Today’s communication is built on three blocks:
First, we must reinforce both the preventive and the corrective arms of the SGP. The Pact is a solid set of rules, but it has suffered from a chronic failure to comply with rules and principles.
The essential cornerstone of reinforced economic governance is to coordinate fiscal policy in advance, in order to ensure that national budgets are consistent with the European dimension, so that they don’t put at risk the stability of the other member states.
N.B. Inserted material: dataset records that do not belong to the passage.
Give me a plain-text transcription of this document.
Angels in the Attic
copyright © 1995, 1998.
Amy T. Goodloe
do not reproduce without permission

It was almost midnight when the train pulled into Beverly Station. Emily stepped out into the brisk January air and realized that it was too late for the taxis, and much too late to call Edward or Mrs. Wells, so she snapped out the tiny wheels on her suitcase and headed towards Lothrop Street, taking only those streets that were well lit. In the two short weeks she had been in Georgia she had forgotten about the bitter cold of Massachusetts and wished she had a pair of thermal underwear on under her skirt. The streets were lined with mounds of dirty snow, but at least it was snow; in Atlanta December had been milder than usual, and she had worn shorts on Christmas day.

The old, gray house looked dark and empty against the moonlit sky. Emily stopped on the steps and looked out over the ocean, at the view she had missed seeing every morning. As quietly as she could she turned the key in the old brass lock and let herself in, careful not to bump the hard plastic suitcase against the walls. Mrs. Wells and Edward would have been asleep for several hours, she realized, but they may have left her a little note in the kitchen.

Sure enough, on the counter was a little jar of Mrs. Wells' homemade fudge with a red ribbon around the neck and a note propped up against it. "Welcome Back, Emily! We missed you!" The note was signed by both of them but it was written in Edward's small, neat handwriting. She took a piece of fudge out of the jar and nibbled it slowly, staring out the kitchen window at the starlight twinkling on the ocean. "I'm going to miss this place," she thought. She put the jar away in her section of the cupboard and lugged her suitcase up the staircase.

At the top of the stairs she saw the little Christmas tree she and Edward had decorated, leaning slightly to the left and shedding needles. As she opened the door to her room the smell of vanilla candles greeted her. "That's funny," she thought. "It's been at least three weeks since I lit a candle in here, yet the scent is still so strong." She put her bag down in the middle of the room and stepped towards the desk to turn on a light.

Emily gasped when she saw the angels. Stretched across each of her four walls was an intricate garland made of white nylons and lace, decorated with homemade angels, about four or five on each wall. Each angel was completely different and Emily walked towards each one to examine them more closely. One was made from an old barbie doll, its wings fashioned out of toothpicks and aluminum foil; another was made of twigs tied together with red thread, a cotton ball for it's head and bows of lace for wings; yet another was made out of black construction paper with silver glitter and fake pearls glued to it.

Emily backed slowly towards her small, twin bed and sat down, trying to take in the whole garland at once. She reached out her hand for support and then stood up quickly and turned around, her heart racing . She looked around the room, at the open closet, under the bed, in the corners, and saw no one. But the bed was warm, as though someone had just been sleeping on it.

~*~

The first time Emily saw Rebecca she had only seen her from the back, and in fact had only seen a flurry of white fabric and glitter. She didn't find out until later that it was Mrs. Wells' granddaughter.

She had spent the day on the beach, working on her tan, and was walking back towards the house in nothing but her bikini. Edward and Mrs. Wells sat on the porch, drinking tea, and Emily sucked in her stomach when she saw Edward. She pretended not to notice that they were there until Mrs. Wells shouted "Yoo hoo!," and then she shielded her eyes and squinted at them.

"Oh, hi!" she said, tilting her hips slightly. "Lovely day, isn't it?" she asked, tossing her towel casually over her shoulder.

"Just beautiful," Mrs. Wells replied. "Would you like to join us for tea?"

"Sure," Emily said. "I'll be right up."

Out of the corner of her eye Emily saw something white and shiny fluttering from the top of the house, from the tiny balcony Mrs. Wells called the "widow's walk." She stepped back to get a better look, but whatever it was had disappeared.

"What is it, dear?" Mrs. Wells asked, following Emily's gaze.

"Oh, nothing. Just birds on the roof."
This can be done in the framework of a European economic semester.
He had raised this theme in an interview with EUBusiness:
The preliminary monitoring would not mean a thorough point-by-point review of national finances, but the European Commission would aim to evaluate member states’ budgets and provide recommendations as needed.
An article in L’Humanité commented:
By demanding the right to veto its member countries’ budgets, the European Commission challenges the peoples’ sovereignty and appears set to take a new step towards the authoritarian and ruinous super-austerity policy demanded by Angela Merkel and supported by Nicolas Sarkozy
A few days before L’Humanité also had this to say:
History has proven correct those who denounced the Single European Act in 1986, who voted “no” to the Maastricht Treaty in 1992, and rejected the Giscard constitution in 2005. But the makers of the crisis obstructed the debate in progress, wishing to fix the destiny of Europe in isolation from the people, and today wish to deprive the parliaments of the right to vote freely their own national budgets. This liberal and authoritarian haste is pushing Europe toward a catastrophe. We must reopen the citizen debate, to provide proof that a different European construction is possible.